Things not to like about the Bestiary 2’s drakes: They’re usually packaged as the “degenerate cousins” of true dragons (a stigma the Bestiary 3 drakes escaped). Things to like about them: Everything else. Drakes are a great way to insert dragons into an adventure at low to mid-levels without detracting from the majesty of true dragons. (There’s something depressing about sellswords calling themselves dragonslayers for knocking off a white wyrmling.) The fact that their packs are called rampages tells you everything else you need to know.
Panicked reports of dragons cause a town to call for aid from anyone who will grant it. A renegade order of cavaliers answers the call. By the time the dragons are revealed as flame drakes, the knights have declared martial law and instituted harsh social and religious “reforms.” Meanwhile, the flame drakes still threaten outlying farms the knights have deemed not worth preserving.
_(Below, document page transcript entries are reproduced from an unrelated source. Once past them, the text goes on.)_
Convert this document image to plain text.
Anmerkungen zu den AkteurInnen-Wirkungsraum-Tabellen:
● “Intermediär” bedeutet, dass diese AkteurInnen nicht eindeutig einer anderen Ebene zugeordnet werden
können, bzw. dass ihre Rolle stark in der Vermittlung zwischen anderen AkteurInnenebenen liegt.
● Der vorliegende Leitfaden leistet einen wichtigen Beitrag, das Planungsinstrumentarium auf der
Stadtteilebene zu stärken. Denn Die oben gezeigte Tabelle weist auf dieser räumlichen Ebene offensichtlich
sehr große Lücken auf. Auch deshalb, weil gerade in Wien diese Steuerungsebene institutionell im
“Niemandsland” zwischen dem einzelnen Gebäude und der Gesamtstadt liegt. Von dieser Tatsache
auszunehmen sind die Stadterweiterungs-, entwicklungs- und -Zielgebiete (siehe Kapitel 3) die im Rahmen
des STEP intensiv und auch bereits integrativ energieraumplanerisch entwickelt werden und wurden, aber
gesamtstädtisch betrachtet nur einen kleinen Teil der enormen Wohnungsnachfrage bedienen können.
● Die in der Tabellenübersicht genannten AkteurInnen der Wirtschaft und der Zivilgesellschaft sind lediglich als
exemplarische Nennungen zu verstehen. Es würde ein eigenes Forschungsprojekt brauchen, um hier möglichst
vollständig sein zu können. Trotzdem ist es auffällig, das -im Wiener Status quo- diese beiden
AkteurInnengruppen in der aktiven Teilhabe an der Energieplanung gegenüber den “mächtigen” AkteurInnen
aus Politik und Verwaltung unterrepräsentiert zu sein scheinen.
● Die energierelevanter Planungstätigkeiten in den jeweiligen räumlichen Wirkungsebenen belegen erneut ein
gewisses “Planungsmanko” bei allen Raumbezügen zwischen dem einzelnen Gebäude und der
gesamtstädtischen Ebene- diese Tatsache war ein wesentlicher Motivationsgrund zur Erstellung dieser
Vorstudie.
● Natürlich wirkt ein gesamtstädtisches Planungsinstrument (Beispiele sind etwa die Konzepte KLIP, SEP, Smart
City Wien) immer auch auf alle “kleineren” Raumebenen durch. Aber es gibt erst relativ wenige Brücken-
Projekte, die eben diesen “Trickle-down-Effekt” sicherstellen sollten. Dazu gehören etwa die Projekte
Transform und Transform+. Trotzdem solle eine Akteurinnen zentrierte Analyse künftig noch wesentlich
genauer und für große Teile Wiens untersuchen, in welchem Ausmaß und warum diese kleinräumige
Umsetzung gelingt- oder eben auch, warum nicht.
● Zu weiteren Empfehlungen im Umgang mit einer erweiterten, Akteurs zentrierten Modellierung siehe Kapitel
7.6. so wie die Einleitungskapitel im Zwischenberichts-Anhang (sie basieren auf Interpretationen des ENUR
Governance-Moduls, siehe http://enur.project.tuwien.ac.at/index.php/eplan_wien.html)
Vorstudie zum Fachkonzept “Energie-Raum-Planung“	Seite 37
Long infertile, a red dragon bears her first clutch in a century. The small weak eggs bear only flame drakes, however, not true red dragons. Rather than reject or kill her stunted offspring outright, the red dragon coddles them and exhorts them to greater acts of violence in her domain.
Flame drake mating season takes place over a village’s thatched roofs, causing mayhem and destruction. One fireball hits an orphanage, exposing the children to danger—and exposing a child slavery ring with ties to the skulks.